1. ZADD autocomplete_index:h 100 house
2. ZADD autocomplete_index:ho 100 house
3. ZADD autocomplete_index:hou 100 house
4. ZADD autocomplete_index:hous 100 house
5. ZADD autocomplete_index:house 100 house
6. ZADD autocomplete_index:h 240 horse
7. ZADD autocomplete_index:ho 240 horse
8. ZADD autocomplete_index:hor 240 horse
9. ZADD autocomplete_index:hors 240 horse
10. ZADD autocomplete_index:horse 240 horse

The 100 in the middle position of command represents the score is 100 when writing data. So the arrangement result will sort by lexicographic order. The sort algorithm is order by ascending from head to tail character sequences. The result looks like following.

# autocomplete_index:h
autocomplete_index:h 100 house
autocomplete_index:h 240 horse

# autocomplete_index:ho
autocomplete_index:ho 100 house
autocomplete_index:ho 240 horse

# autocomplete_index:hou
autocomplete_index:hou 100 house

# autocomplete_index:hous
autocomplete_index:hous 100 house

# autocomplete_index:house
autocomplete_index:house 100 house

# autocomplete_index:hor
autocomplete_index:hor 240 horse

# autocomplete_index:hors
autocomplete_index:hors 240 horse

# autocomplete_index:horse
autocomplete_index:horse 240 horse

Read data

You don’t need ZRANK to indicate the position, only use ZRANGE can read data. But you need some parameters ( BYSCORE and REV ), it represents using score to ordering them.

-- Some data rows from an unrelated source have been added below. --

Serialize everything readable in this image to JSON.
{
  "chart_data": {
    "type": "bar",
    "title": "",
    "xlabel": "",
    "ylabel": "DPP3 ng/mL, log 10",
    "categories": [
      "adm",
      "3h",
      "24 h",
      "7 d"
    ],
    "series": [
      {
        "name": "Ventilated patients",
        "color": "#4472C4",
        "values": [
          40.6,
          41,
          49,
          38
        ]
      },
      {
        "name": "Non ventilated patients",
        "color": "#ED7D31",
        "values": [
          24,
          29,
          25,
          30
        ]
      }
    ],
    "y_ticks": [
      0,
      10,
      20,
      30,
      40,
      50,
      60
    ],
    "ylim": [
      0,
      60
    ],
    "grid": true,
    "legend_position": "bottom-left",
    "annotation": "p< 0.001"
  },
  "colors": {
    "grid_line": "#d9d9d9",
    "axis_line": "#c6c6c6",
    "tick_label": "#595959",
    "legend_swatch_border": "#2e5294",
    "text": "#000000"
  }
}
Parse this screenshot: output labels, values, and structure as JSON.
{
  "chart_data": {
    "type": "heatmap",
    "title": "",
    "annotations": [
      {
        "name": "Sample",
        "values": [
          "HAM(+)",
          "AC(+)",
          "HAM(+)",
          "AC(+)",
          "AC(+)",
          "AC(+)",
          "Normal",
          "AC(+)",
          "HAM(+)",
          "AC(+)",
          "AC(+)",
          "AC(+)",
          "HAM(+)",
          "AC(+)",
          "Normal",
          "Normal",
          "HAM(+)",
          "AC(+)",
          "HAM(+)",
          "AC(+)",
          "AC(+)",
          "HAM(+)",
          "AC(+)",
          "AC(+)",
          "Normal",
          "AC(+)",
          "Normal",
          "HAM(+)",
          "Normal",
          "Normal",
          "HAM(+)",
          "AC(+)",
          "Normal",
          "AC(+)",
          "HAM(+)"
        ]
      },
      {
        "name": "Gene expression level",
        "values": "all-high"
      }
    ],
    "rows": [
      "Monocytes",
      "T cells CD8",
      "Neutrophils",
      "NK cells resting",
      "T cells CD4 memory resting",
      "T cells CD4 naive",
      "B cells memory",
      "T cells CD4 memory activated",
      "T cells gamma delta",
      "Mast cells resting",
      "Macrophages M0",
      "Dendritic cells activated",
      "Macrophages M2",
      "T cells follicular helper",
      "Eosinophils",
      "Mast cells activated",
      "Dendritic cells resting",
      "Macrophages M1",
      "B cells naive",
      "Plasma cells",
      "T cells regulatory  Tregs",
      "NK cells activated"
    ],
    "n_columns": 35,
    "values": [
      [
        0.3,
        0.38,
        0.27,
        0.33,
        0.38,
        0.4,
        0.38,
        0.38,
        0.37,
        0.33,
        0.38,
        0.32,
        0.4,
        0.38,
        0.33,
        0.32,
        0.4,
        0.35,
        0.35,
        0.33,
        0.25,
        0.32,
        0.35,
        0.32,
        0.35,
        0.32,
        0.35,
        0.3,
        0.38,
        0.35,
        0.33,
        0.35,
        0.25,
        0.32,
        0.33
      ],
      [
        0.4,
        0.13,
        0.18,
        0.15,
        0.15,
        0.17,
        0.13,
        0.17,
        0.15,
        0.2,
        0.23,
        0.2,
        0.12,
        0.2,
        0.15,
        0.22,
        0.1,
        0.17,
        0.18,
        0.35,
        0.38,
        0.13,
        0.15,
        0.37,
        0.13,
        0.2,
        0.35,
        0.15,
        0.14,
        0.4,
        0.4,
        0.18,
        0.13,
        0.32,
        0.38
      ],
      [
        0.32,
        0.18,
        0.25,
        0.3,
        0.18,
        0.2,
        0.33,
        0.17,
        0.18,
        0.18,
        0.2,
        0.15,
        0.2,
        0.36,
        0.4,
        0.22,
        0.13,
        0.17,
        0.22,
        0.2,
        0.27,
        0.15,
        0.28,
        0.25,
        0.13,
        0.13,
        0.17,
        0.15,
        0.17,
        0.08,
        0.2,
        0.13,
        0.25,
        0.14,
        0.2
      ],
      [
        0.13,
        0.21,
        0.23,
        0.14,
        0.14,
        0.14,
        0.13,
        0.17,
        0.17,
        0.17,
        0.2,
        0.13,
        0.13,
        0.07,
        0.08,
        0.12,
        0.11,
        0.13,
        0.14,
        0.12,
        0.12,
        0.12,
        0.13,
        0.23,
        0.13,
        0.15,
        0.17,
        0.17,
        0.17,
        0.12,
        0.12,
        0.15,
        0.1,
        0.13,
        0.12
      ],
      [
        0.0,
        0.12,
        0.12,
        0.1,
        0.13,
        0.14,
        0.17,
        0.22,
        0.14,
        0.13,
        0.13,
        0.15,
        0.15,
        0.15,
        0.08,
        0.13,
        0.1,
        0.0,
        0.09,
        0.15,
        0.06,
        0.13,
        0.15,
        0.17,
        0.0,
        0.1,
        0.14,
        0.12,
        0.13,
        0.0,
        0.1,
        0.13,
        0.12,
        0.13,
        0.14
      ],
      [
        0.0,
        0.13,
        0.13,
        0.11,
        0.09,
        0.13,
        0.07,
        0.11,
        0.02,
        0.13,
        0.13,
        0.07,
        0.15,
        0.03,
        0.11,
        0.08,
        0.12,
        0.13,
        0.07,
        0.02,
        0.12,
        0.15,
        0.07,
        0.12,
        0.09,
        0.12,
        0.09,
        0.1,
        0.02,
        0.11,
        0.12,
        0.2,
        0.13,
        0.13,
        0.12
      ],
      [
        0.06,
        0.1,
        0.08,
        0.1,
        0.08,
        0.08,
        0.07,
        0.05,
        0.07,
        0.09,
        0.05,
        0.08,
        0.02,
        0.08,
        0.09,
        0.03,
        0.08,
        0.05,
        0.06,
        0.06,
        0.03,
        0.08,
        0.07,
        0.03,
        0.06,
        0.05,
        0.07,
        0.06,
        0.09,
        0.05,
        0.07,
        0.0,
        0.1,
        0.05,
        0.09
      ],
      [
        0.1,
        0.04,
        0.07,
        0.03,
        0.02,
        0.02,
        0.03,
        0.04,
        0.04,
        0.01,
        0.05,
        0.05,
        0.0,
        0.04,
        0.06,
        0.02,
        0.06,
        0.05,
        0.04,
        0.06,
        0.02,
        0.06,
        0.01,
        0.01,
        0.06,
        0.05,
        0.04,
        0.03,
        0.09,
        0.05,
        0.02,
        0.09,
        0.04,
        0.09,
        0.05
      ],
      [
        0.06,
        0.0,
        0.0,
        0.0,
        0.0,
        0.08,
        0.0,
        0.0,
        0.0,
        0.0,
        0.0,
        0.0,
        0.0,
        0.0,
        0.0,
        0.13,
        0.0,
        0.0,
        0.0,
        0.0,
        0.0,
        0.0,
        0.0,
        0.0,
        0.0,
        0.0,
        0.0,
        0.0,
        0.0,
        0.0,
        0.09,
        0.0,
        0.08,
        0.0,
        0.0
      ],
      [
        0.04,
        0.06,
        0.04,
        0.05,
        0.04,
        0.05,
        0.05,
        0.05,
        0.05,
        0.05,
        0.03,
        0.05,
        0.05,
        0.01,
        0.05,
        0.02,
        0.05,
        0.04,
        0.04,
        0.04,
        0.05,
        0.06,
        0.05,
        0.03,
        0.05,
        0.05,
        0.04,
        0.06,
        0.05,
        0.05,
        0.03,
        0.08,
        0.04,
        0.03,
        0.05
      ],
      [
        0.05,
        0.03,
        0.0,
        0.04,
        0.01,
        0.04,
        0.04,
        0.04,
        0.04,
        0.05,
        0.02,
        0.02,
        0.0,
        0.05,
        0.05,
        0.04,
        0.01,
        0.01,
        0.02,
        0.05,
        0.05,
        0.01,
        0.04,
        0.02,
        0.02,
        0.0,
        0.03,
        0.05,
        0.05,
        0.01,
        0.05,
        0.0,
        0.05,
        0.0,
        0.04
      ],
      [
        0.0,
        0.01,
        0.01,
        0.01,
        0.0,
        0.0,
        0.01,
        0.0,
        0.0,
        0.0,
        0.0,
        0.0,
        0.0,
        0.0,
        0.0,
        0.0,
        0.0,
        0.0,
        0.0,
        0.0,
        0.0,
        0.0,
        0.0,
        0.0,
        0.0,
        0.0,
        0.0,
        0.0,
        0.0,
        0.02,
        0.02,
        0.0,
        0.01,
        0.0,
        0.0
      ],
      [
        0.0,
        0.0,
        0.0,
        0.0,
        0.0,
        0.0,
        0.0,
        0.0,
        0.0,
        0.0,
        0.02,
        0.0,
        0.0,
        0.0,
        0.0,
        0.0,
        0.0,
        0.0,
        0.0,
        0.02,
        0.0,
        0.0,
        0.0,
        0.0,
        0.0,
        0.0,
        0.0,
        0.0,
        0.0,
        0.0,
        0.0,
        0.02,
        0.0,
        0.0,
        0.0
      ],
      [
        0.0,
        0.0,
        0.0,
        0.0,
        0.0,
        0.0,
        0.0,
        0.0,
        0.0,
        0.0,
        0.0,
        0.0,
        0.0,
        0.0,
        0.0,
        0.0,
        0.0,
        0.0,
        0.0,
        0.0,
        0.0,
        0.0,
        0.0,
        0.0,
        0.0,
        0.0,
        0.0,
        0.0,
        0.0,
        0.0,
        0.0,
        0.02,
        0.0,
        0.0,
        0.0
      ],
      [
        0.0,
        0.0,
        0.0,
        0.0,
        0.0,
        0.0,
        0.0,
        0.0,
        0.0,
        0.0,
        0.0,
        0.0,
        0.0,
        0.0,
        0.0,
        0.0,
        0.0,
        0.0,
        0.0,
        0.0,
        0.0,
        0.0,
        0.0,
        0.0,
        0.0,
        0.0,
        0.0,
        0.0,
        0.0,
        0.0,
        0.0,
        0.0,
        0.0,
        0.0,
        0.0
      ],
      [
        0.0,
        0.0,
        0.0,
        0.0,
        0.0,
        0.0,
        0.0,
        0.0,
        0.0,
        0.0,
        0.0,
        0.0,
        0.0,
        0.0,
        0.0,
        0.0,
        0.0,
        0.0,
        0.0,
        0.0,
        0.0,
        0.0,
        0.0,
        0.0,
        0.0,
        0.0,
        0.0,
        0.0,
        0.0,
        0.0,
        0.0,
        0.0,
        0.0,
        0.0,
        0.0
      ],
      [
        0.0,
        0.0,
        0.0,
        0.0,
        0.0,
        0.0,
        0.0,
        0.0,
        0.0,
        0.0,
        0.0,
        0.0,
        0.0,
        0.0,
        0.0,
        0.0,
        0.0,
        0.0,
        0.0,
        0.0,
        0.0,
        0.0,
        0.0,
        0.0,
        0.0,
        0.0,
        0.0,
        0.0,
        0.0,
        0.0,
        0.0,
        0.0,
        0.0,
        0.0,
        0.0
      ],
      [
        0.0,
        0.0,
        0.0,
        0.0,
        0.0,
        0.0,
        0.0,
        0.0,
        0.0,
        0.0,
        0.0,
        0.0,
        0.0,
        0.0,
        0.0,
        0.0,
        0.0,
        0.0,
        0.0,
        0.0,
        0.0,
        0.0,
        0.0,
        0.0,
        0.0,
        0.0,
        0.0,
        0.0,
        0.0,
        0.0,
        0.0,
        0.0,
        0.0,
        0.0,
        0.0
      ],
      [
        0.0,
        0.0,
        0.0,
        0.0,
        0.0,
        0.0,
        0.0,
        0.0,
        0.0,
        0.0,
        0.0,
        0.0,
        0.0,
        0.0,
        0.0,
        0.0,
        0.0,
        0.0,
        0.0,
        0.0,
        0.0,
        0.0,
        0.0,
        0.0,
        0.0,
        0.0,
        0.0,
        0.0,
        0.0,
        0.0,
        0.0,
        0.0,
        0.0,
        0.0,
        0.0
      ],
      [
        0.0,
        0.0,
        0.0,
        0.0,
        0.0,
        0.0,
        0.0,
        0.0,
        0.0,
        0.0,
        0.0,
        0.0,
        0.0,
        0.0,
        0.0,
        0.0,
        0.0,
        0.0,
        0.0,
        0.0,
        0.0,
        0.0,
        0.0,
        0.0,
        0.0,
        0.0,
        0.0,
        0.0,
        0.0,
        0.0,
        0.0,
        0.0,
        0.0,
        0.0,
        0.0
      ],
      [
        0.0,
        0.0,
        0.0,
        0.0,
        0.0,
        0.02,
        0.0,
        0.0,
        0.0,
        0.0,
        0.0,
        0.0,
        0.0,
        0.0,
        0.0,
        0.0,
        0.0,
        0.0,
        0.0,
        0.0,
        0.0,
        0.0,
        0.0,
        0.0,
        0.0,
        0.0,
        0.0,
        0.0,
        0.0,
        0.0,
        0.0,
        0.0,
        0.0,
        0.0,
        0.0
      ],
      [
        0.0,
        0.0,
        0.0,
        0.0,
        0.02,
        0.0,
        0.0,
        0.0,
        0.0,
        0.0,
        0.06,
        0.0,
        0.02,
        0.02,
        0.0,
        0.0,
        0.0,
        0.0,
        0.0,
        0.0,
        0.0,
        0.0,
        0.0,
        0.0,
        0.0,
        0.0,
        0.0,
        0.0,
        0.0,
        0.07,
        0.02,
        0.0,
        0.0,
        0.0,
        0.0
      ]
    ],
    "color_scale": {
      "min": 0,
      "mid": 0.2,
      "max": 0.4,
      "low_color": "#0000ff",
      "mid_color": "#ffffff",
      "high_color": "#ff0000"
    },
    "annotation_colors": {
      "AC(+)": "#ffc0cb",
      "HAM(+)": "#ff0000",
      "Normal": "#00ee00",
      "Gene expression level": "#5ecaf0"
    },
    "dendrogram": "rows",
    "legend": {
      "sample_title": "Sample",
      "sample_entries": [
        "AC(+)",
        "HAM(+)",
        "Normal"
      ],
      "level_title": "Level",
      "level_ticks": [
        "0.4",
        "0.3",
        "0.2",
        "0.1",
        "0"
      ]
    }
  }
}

ZRANGE autocomplete_index:ho +INF -INF BYSCORE REV LIMIT 0 50

Comparison between simple and complicated version

Whether sort by length or by frequency, the complicated version can be suitable them. But the complicated version has some problem (e.g. maintenance)

Comparison Simple version Complicated version
Write data We will write every n-gram of keyword, in addition to add a complete keyword with delimiter When writing, we will append every n-gram of keyword at key tail, and value is complete keyword
Read data Use ZRANK to indicate position then use ZRANGE to retrieve data, the final step is filter out unnecessary value. It can developed by lua Use ZRANGE to retrieve data directly
Delete data Use DEL to delete all data Use SCAN iterating to delete data
Data size (key prefix is autocomplete_index , and data are house and horse ) 68 bytes 242 bytes

Summary

  1. To save the data storage: Use simple version, but more code in the backend in order to pre-processing and post-processing
  2. Sort by frequency: You must use complicated version, because if simple version can’t sort directly.
  3. Simple version can’t ensure the count of result, because the ZRANGE of result includes unnecessary data. It maybe contains no data after filtering.
  4. When maintaining data, redis need more extra 1x data size. The new data use different key prefix when writing. The final step use RENAME to rename key prefix.
    • If you use complicated version, it will consume more time when RENAME process.